There was already a wyrded battle happening, Angelica trading fiery blows with the fallen sentry that had found them.
Out of the darkness loomed a large figure, male, taller than Cianna, but not by much. Something in her recognized him, recognized his energy. He stalked toward her, throwing his energy over the pink orb that held them as if he were covering them with a blanket of power.
The darkness settled around the orb and started pressing down. The shield began to shrink in on them.
“I can’t hold it much longer,” Joya said. “That’s darklight; we’ll all be done for!”
The pull of wyrd came to Cianna’s ears, and the sound of a dog barking. She knew instantly who it was: Altavius.
“What in Arael’s name is that?” a female voice said from beyond the veil of darklight spread over the pink orb.

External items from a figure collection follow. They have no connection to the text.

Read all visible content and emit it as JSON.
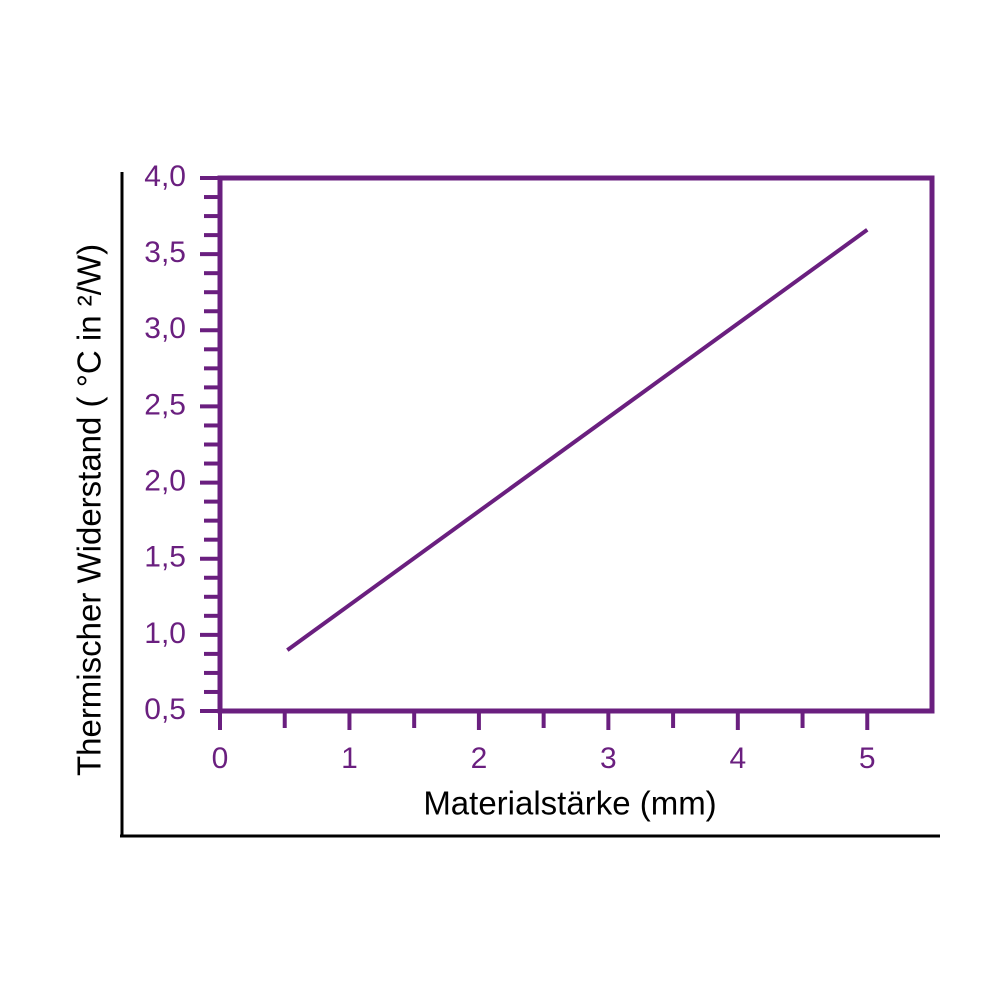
{
  "chart_data": {
    "type": "line",
    "x_label": "Materialstärke (mm)",
    "y_label": "Thermischer Widerstand ( °C in ²/W)",
    "x": [
      0.52,
      5.0
    ],
    "series": [
      {
        "color": "#6a1f7f",
        "values": [
          0.9,
          3.66
        ]
      }
    ],
    "xlim": [
      0,
      5.5
    ],
    "ylim": [
      0.5,
      4.0
    ],
    "xticks": [
      0,
      1,
      2,
      3,
      4,
      5
    ],
    "xminorticks": [
      0.5,
      1.5,
      2.5,
      3.5,
      4.5
    ],
    "yticks": [
      {
        "value": 0.5,
        "label": "0,5"
      },
      {
        "value": 1.0,
        "label": "1,0"
      },
      {
        "value": 1.5,
        "label": "1,5"
      },
      {
        "value": 2.0,
        "label": "2,0"
      },
      {
        "value": 2.5,
        "label": "2,5"
      },
      {
        "value": 3.0,
        "label": "3,0"
      },
      {
        "value": 3.5,
        "label": "3,5"
      },
      {
        "value": 4.0,
        "label": "4,0"
      }
    ],
    "yminorticks": [
      0.625,
      0.75,
      0.875,
      1.125,
      1.25,
      1.375,
      1.625,
      1.75,
      1.875,
      2.125,
      2.25,
      2.375,
      2.625,
      2.75,
      2.875,
      3.125,
      3.25,
      3.375,
      3.625,
      3.75,
      3.875
    ],
    "axis_color": "#6a1f7f"
  }
}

“A ghost wolf,” the male said, and it must have distracted him, because Joya gave a great heave with her wyrd, the pink orb bubbling back out and casting the darklight off like molten oil. Where it fell on the fallen angels, their skin smoldered and melted. They screamed, but the darklight didn’t have the desired effect of carrying them beyond the Black Gate.
Cianna caught a glimpse of the ghostly wolf before it darted behind the female fallen and started barking. But the angel knew the same thing Cianna did: Altavius couldn’t actually harm them, he could only distract them. He had already done his best.
From behind them came the sound of something large moving, and Cianna turned to see what it was. There were several giant forms materializing out of the storm behind them.